Looking for ways to optimize painfully slow code:

JeremyRead · ‎06-07-2013

We are trying to accomplish the following:

1. Water Mains have a Pressure Zone assigned to them depending on what zone they are located in.

2. The junction/point features (valves, fittings, etc.) have attributes called PRESSUREZONE1 and PRESSUREZONE2.

3. The Pressure Zone values of the mains connected to the junction determine what its PRESSUREZONE1/2 values are. If all the mains connected have the same Pressure Zone value, then PRESSUREZONE1 is that value and PRESSUREZONE2 is Null. If the mains have two or more values, PRESSUREZONE1 is one value, and PRESSUREZONE2 is one of the other values (there are no specific criteria for what to do if there are 3 ore more different Pressure Zones, and there is not a field to hold the extra values anyway.

I have started a script to assign the PRESSUREZONE1/2 values to the junctions programmatically, and am just testing it with two featureclasses so far: ZoneValves and Mains. The script does work, but it is very slow and takes about 1-second per feature to process. This is a big problem as some of the junction featureclasses have tens of thousands of records.

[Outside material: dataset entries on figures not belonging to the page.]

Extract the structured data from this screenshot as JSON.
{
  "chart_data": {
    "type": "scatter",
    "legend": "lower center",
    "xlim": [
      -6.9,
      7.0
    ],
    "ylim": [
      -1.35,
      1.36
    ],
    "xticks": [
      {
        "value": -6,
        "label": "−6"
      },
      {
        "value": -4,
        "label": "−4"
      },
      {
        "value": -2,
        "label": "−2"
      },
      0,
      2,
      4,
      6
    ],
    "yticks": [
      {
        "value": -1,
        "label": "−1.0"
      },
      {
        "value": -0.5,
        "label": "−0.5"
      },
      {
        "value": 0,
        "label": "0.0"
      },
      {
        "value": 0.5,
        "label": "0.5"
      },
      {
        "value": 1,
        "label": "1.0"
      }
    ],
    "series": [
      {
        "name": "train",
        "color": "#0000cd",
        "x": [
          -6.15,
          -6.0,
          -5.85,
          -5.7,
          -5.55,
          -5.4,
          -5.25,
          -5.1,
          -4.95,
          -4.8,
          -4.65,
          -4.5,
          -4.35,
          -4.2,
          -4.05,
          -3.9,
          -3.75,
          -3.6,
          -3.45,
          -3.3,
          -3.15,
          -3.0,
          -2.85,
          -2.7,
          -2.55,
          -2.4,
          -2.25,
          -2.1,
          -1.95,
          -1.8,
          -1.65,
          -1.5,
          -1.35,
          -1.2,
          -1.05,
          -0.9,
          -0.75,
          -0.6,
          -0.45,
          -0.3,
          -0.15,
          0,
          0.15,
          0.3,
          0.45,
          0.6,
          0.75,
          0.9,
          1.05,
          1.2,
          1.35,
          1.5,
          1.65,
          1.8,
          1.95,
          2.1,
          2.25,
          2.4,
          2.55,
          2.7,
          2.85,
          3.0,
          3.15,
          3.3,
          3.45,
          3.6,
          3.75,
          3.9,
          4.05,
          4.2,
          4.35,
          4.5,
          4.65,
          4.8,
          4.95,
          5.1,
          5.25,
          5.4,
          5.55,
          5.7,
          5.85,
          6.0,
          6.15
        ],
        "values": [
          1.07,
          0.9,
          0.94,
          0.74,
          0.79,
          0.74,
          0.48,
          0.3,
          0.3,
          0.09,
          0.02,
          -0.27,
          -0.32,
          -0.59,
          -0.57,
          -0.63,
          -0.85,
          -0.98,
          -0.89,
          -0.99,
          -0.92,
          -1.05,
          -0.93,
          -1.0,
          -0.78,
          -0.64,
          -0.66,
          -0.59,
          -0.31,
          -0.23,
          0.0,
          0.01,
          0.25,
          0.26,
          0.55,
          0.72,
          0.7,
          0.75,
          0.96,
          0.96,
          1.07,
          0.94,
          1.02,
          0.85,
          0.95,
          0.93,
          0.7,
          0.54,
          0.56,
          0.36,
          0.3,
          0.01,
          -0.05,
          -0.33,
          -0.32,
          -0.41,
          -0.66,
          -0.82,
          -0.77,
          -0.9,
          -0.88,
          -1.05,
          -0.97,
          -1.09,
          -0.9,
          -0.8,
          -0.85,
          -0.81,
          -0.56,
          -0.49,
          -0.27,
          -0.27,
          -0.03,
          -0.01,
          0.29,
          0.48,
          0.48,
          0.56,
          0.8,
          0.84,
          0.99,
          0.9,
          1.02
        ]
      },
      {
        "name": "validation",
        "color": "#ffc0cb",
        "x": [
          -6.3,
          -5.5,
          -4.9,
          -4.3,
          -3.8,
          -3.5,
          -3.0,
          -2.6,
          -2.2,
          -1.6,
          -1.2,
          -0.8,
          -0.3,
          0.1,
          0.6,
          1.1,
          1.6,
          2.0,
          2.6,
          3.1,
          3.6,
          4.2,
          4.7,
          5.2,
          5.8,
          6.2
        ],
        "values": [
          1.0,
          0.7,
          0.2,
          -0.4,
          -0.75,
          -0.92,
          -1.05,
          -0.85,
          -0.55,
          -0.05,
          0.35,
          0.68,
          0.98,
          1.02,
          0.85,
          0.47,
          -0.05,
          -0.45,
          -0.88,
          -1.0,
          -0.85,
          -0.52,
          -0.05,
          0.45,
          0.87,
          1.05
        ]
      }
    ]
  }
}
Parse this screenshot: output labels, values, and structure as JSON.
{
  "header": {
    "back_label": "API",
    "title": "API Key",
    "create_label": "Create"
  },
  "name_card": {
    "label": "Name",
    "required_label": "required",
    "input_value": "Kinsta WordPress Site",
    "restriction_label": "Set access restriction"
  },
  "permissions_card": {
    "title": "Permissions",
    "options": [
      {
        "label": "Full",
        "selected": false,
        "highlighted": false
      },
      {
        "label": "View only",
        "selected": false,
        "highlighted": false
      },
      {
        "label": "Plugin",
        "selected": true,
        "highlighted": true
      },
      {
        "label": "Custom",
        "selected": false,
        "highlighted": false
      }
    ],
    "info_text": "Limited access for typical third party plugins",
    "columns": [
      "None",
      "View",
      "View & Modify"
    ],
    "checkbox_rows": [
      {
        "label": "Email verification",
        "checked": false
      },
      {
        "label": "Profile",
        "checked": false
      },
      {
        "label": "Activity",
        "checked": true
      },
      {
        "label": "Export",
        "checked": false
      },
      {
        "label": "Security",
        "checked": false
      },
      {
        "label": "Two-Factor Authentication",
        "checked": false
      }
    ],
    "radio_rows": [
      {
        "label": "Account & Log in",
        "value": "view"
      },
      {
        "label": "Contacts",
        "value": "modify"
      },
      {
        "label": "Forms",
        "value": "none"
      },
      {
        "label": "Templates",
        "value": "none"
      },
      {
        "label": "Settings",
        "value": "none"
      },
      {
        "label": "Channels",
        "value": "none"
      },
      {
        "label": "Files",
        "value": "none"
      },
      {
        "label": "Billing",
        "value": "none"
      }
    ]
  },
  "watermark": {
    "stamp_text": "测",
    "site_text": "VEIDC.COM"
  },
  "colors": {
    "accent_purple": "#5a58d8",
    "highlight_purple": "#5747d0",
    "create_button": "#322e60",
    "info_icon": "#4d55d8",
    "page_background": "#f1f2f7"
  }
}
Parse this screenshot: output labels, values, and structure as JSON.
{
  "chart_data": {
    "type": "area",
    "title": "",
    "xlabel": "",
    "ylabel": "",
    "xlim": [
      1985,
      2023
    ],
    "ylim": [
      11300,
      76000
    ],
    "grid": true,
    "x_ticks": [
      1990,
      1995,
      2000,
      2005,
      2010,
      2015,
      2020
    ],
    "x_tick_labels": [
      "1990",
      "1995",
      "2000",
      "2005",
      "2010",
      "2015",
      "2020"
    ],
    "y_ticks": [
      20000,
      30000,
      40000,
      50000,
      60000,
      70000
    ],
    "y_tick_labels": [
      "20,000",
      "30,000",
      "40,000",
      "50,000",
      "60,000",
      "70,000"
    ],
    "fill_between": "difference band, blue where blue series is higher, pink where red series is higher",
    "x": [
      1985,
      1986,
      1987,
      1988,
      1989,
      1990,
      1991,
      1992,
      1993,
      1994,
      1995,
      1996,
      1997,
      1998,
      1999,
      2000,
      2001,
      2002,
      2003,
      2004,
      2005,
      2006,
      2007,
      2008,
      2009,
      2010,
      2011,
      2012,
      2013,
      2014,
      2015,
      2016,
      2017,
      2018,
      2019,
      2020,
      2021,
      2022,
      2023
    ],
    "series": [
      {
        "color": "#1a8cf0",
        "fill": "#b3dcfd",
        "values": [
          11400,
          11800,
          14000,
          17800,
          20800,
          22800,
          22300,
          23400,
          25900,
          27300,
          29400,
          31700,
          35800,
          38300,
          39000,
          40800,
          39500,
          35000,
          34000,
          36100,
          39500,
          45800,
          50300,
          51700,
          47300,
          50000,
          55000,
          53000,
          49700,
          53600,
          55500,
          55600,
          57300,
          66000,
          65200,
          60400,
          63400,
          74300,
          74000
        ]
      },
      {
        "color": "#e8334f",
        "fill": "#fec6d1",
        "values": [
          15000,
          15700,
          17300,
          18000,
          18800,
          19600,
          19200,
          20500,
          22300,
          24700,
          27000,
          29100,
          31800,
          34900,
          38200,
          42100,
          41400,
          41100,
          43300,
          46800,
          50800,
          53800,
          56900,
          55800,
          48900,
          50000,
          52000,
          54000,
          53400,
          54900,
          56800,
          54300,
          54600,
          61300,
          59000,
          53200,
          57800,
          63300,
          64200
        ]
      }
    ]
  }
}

Here is what I have done so far:

# Import arcpy module
import arcpy, string

# Local variables:
Main = "Database Connections\\gissde.sde\\CITY.Water\\CITY.Main"
ZoneValve = "Database Connections\\gissde.sde\\CITY.Water\\CITY.ZoneValve"

arcpy.MakeFeatureLayer_management(Main, "Main_Lyr")
arcpy.MakeFeatureLayer_management(ZoneValve, "ZoneValve_Lyr")

rows = arcpy.UpdateCursor("ZoneValve_Lyr")
for row in rows:
    arcpy.SelectLayerByAttribute_management("ZoneValve_Lyr", "NEW_SELECTION", "AW_ID = " + str(row.AW_ID))
    arcpy.SelectLayerByLocation_management("Main_Lyr", "INTERSECT", "ZoneValve_Lyr", "", "NEW_SELECTION")

    mainPZList = []

    mainRows = arcpy.SearchCursor("Main_Lyr")
    for mainRow in mainRows:
        mainPZList.append(mainRow.PRESSUREZONE)

    mainPZList = list(set(mainPZList)) # Remove duplicate values from list

    if len(mainPZList) >= 1:
        row.PRESSUREZONE1 = mainPZList[0]
        rows.updateRow(row)

    if len(mainPZList) > 1:
        row.PRESSUREZONE2 = mainPZList[1]
        rows.updateRow(row)

Basically I am making feature layers out of the featureclasses, creating an Update Cursor to iterate through the junction/point features, then for each feature doing a spatial selection to select the mains that intersect the junction, adding the pressure zones for those mains to a list, using "set" to compress the list to remove duplicate values, then populating the PRESSUREZONE1/2 values of the junction feature based on whether or not one or more Pressure Zone values are found in the list of connected mains.

I see some obvious problems, such as creating a Search Cursor for each junction (tens of thousands of search cursors are created when this is run), however I'm not sure of a faster, more efficient way to do this.

If you guys have any suggestions I would appreciate them very much!

Anonymous User · ‎06-07-2013

This will always be painfully slow as you are performing many operations inside each iteration of each row inside your update cursor. Also, using nested cursors is generally a bad idea. I think there has to be a better way to do this. I am not quite sure I completely follow what you are doing here but I think I have an idea.

I would suggest instead of this process, do a spatial join of your ZoneValves to the Mains and store this in the in_memory workspace.

Next, I would iterate through this in_memory table and build a dictionary using the 'JOIN_FID' and the 'COUNT'.

You could then call your update cursor and if use the dictionary to update the table. I think this process would be much faster.

Is there any chance you could post a small sample of your data?

JeremyRead · ‎06-08-2013

This will always be painfully slow as you are performing many operations inside each iteration of each row inside your update cursor. Also, using nested cursors is generally a bad idea. I think there has to be a better way to do this. I am not quite sure I completely follow what you are doing here but I think I have an idea.

I would suggest instead of this process, do a spatial join of your ZoneValves to the Mains and store this in the in_memory workspace.

Next, I would iterate through this in_memory table and build a dictionary using the 'JOIN_FID' and the 'COUNT'.

You could then call your update cursor and if use the dictionary to update the table. I think this process would be much faster.

Is there any chance you could post a small sample of your data?

Hello Caleb,

This is an excellent idea! I unfortunately cannot post our data on a public forum as that would violate our security rules, however I understand the process you described so I will give that a try. I knew there had to be a better way than using nested cursors 🙂

Thank you very much for the suggestion!